A 'very tiny' node app for extracting HTML Tables data from web pages. The Table Scraper is a 'tiny' console app designed for scraping data from HTML tables on web pages, also for tracking changes (mutation) in data on HTML tables on web pages. The application is suitable for generating time series data, based on mutations from HTML tables.
- Run the following command in CMD or terminal
git clone https://github.com/dondippino/TableScraper.git
- Go to the cloned directory
cd TableScraper
- Install dependencies
npm install
- Run the application
npm run start
-
Run the application in the terminal of your machine
npm run start
-
The application prompts the user, for url of the page that contains HTML table to be scraped
Write the url and press Enter.
-
The second prompt comes up and requires the user to enter the identifier of the table
The identifier is simply the id, class or any other valid CSS3 selector of the table element on the page. Write the identifier and press Enter.
-
The columns available in the table are displayed in the console along with a prompt asking to select a column, with a corresponding index number. Pick the number (index) matching a columnn that will be used to index the table, it is advised that a column containing unique data should be used. If you deceide not to select from the displayed columns, kindly enter -1 to use autoincremented values i.e. from 0,1,...(nth of last row).

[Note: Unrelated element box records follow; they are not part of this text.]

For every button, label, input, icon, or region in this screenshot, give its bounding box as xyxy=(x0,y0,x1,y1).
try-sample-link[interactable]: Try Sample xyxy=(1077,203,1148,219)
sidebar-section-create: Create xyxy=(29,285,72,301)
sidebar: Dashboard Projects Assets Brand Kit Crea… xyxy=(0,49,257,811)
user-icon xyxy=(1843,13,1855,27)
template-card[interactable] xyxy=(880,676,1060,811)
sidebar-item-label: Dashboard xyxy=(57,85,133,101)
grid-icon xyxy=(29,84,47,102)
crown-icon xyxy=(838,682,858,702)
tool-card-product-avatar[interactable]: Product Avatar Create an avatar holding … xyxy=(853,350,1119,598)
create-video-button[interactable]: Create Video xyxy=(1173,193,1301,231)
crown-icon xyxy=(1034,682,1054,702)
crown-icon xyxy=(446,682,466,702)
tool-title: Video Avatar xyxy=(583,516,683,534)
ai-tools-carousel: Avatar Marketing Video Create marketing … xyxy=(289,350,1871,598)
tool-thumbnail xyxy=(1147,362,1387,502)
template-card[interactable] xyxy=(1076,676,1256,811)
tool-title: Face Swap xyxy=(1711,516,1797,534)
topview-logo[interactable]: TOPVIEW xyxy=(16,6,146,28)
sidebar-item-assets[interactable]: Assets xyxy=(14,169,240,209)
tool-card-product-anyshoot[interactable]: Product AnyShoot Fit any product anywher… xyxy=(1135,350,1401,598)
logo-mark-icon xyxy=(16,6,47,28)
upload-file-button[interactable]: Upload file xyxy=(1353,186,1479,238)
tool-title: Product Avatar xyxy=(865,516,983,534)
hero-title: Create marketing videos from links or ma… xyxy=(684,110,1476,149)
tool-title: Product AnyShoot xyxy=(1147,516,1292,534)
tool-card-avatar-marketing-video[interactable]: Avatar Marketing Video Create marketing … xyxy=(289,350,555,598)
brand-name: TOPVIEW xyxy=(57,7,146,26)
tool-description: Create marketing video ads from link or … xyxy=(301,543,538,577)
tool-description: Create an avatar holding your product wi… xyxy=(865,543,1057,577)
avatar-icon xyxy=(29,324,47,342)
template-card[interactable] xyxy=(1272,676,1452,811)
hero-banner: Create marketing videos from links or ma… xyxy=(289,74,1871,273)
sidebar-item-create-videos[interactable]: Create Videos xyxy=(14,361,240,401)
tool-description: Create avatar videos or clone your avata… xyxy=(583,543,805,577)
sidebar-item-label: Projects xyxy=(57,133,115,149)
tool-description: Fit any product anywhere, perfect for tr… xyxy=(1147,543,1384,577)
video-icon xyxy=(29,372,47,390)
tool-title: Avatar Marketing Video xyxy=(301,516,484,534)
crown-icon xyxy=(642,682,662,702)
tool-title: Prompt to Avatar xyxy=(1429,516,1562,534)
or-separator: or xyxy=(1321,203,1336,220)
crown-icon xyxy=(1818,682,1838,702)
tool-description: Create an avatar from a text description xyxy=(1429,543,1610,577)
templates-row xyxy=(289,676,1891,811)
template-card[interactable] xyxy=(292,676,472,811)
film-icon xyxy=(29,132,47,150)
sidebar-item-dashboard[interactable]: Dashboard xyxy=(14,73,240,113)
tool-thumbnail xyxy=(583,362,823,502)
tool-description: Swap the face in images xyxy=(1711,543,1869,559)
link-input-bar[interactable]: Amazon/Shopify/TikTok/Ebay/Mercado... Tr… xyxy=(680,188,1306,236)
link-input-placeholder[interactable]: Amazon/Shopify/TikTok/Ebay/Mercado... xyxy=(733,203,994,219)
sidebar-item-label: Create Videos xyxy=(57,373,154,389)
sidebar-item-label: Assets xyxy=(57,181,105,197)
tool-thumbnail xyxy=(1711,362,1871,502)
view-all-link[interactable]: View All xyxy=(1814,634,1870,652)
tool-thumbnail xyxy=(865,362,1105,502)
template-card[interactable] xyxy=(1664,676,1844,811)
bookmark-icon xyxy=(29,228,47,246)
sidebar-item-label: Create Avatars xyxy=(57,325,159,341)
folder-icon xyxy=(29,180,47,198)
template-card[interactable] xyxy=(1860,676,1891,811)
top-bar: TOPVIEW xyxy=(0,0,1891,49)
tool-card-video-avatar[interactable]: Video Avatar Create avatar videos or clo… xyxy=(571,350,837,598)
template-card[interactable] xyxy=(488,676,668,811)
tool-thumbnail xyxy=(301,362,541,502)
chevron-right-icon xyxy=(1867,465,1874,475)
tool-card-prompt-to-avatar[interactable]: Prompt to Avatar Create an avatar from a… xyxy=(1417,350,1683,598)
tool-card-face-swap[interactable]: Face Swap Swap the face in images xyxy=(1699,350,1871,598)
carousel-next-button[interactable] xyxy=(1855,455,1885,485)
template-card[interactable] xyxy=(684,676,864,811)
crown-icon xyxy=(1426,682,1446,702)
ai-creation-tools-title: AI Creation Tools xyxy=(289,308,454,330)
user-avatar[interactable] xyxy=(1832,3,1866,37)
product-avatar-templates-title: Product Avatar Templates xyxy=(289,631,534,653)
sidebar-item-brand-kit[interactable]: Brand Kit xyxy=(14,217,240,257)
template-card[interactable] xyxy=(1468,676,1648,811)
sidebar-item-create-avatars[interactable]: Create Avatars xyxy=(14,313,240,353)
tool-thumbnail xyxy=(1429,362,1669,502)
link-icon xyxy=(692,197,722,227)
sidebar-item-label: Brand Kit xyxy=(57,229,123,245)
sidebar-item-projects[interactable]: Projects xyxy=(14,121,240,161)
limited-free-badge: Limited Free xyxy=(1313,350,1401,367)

Enter the number matching the selected column fromm the displayed columns, or simply enter -1 to use a serial index At this point the data extracted from the table will be saved in the archive/data directory, if it is not already there.
-
The final prompt then asks if you wish to make this data its most recent version, it accepts a case insensitive response of 'Y' or 'N'. If Y is entered the 'archive/current' directory is cleared of old data and the new data is saved as the current version in 'archive/current' directory. The currrent version of the data is compared to its previous version, and a mutation (if any) is generated and saved in 'archive/mutations' directory.